When I was young, adults I cared about lied to me. These adults weren’t my enemies. They were friends, teachers, church folks, relatives, people who cared.
The lie they told me: “You can be anything you want to be.”
It wasn’t true. I wanted to play shortstop for the Cleveland Indians, or quarterback for the Browns. I couldn’t do it, and no amount of positive thinking or even practice could have made it so (although with the Browns’ record, what difference would it make?)
The fact is, I was made for certain things and not for others. So were you. Your natural abilities, your temperament, and the spiritual gifts God gives you make you unique - different than me, different than your sister, different than your Dad’s expectations of you, different maybe than your own dreams and desires.
This point was driven home to me recently by Parker Palmer’s book, Let Your Life Speak. Palmer, an educator and a teacher of teachers, reminds me to “listen to my life” to hear God’s calling on me. He says: “Before you tell your life what you intend to do with it, listen for what it intends to do with you.” (p. 3)
And: “Engineering involves more than telling materials what they must do. If the engineer does not honor the nature of the steel or the wood or the stone, his failure will go beyond aesthetics: the bridge or the building will collapse and put human life at peril…The human self also has a nature, limits as well as potentials. If you seek vocation without understanding the materials you are working with, what you build with your life will be ungainly and may well put lives in peril, your own and some of those around you.” (p. 16)
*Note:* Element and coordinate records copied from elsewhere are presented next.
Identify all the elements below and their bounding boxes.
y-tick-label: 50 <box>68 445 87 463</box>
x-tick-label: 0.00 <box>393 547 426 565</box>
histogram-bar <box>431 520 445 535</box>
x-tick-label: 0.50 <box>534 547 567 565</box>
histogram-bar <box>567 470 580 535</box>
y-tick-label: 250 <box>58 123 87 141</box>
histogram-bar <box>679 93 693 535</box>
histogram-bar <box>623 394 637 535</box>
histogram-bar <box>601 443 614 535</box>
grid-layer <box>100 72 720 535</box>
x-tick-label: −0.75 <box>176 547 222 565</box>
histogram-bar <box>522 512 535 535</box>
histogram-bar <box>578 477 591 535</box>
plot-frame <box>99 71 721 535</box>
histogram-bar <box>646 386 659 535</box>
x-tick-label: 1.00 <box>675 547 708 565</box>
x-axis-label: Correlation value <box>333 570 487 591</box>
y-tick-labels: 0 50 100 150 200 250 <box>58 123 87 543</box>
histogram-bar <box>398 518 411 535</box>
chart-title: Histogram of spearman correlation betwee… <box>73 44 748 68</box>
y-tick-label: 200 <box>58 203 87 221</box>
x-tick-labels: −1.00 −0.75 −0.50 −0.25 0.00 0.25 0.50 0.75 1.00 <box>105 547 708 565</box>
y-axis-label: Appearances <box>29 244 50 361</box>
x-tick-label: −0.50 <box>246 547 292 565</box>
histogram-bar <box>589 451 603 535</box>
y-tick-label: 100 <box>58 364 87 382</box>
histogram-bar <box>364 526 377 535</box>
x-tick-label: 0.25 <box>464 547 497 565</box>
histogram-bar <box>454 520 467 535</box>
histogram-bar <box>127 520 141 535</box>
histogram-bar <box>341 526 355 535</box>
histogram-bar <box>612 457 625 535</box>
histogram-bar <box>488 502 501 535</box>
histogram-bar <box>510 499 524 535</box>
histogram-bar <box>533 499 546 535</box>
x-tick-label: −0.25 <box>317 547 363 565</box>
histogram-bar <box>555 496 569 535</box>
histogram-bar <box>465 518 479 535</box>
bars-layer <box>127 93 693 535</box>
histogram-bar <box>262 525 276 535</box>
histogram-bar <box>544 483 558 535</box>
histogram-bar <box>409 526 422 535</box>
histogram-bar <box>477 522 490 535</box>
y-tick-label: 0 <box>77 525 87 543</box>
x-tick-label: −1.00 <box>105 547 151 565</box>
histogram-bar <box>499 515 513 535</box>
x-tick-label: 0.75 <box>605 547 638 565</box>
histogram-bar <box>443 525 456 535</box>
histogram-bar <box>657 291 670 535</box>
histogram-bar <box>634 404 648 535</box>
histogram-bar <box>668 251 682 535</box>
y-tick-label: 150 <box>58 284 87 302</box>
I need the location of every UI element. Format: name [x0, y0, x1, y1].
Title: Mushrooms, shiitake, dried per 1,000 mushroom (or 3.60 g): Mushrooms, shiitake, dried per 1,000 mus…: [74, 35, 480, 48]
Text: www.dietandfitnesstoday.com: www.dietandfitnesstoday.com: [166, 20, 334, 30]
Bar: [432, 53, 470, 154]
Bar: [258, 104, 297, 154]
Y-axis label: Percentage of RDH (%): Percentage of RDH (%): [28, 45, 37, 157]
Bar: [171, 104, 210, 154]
This may sound like advice suited best for young people who are choosing a trade or a college major. But Palmer speaks and writes to teaching professionals who have been at their life’s work for some time, whether they entered it for good reasons or poor. He helps them learn to teach in ways that grow out of who they are. That’s encouraging to me, because at this stage in my life, I’m probably not going to head off into nuclear physics, diesel mechanics or stand-up comedy no matter what my life tries to tell me (well maybe stand-up comedy). What I CAN learn is how to live, minister, preach, write, visit and care about people in ways that are true to how God has made me.
One of the themes we’re stressing at church this month is discovering how God equipped you to serve. “We have different gifts, according to the grace given us”, Romans 12:6 says. And in Christ’s Body, the church, “God has arranged the parts in the body, every one of them, just as he wanted them to be” (1 Corinthians 12:18).
So let your life speak. Or, more accurately, let God speak through your life. Maybe it won’t change what you do for a living. But it could change the life that flows out of you.